1)適地
どんな土質の所でもよく作れますが、排水の悪い所は避けます。
2)品種
ツケナは園芸上の呼び名で、アブラナ科の野菜のうち、非結球性で漬物や煮たきに利用される菜類の総称です。大きく分けて次のような分類と代表品種があります。
ナタネ類:ハタケナ、カンザキハナナ
コマツナ類:コマツナ、クキタチナ
カブナ類:ノザワナ
ミズナ類:ミズナ、ミブナ
キサラギナ類:ビタミン菜、キサラギ菜
タイサイ類:セッパクタイサイ、セッチュウナ
ハクサイ類:オオサカシロナ、サントウサイ
カラシナ類:ハカラシナ、キカラシナ
タカナ類:カツオナ、タカナ
3)作り方
畑の準備 荒起し時に1u当たり堆肥2kg、苦土石灰80〜100g、BMようりん20〜30gを施します。タネまき1週間前に高度化成肥料50〜60gを施し、よく耕うんして幅1.5mのうねを立てます。うねの高さは、水はけの良い畑では低くてもよいのですが、水田畑や水はけの悪い畑では20cmくらいとします。うねの表面はできるだけ平らにならしておきます。
タネまき
初夏や晩夏にまく早どり栽培や、株の小さなコマツナ類などは2〜3条の条まきにします。ミズナ類を大株に仕上げる場合は、2条にして株間20〜30cm程度、1カ所5〜6粒の点播とします。
間引き
第1回は子葉が展開したとき、2回目は本葉3枚の時、および本葉5〜6の時の3回に分けて間引きを行います。早どりする場合は葉がふれあう程度の間隔にしておけば生育が促進され、また葉が軟らかくなって品質が良くなります。大株に仕上げる場合の最終株間はタイサイで15〜20cmです。
追肥
早どり栽培では短期で収穫するので元肥だけで十分ですが、不足するようであれば高度化成肥料を1u当たり20g程度を3回目の間引きの時にやります。

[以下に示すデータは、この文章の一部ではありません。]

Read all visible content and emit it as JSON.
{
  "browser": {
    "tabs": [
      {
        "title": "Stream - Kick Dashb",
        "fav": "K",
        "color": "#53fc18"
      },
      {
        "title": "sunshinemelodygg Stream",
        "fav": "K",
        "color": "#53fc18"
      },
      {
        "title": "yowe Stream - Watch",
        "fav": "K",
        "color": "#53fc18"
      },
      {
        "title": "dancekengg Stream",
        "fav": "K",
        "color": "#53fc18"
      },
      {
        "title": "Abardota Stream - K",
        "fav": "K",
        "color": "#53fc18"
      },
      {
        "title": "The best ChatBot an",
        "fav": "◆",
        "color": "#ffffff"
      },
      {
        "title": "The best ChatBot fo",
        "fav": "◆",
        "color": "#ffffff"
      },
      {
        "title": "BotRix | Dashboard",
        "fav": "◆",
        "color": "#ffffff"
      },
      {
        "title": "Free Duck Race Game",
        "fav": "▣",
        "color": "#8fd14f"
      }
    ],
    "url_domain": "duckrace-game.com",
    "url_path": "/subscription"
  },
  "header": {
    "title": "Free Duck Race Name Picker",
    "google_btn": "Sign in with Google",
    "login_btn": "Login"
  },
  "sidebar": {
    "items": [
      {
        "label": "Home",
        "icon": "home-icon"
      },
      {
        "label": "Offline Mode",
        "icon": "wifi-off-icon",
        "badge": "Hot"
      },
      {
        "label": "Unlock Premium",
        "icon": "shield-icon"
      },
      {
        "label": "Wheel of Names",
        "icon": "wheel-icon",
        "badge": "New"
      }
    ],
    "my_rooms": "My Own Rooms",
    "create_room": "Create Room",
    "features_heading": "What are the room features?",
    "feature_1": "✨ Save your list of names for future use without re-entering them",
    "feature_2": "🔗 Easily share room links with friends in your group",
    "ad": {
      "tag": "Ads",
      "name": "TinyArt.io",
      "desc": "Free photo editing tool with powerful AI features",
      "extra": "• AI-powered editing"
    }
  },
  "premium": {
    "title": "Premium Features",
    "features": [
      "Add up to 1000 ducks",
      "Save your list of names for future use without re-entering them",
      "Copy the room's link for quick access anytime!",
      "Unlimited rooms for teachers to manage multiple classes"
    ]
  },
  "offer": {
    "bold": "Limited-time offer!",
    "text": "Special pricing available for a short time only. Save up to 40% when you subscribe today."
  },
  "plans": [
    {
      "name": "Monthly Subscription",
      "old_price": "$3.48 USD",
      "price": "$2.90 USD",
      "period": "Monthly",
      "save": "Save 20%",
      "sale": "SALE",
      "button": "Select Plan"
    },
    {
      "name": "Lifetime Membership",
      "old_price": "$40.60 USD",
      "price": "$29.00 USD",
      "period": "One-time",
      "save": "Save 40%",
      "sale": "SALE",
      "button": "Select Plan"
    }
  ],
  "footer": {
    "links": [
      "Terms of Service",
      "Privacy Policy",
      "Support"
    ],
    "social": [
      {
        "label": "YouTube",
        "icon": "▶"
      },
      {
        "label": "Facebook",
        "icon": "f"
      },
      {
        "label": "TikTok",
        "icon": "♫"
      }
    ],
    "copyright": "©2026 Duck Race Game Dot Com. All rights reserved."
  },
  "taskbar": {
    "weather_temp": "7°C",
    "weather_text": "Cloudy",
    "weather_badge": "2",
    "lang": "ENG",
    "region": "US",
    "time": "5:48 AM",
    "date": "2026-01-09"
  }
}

セルトレイでの育苗では、は種後10日頃から1000倍程度の液肥を3日に1回かん水代わりに与えます。移植で越冬させる場合は、間引き時の追肥に加えてさらに1〜2回同様に追肥します。
かん水
雨が少ない場合は、肥料が効きにくいので、定期的にかん水して肥効を高めるようにします。
収穫
早どり栽培ではタネまき後20日くらいから収穫できます。間引き収穫しながら株間を広くしていき、最終的に大きな株に仕上げます。
冬どりや春どりでは年内から間引き収穫を始め、翌春とう立ちする前まで収穫を続けます。ハナナは開花する直前に茎を少し付けて折りとります。
4)病害虫防除
高温期にはアブラムシが飛来しやすいので、タネまきから生育期の半分ぐらいの間、寒冷紗やべたがけ資材で被覆すると被害が少なくなります。アブラムシの付いている株にかけると逆効果になるので、発生前にかけます。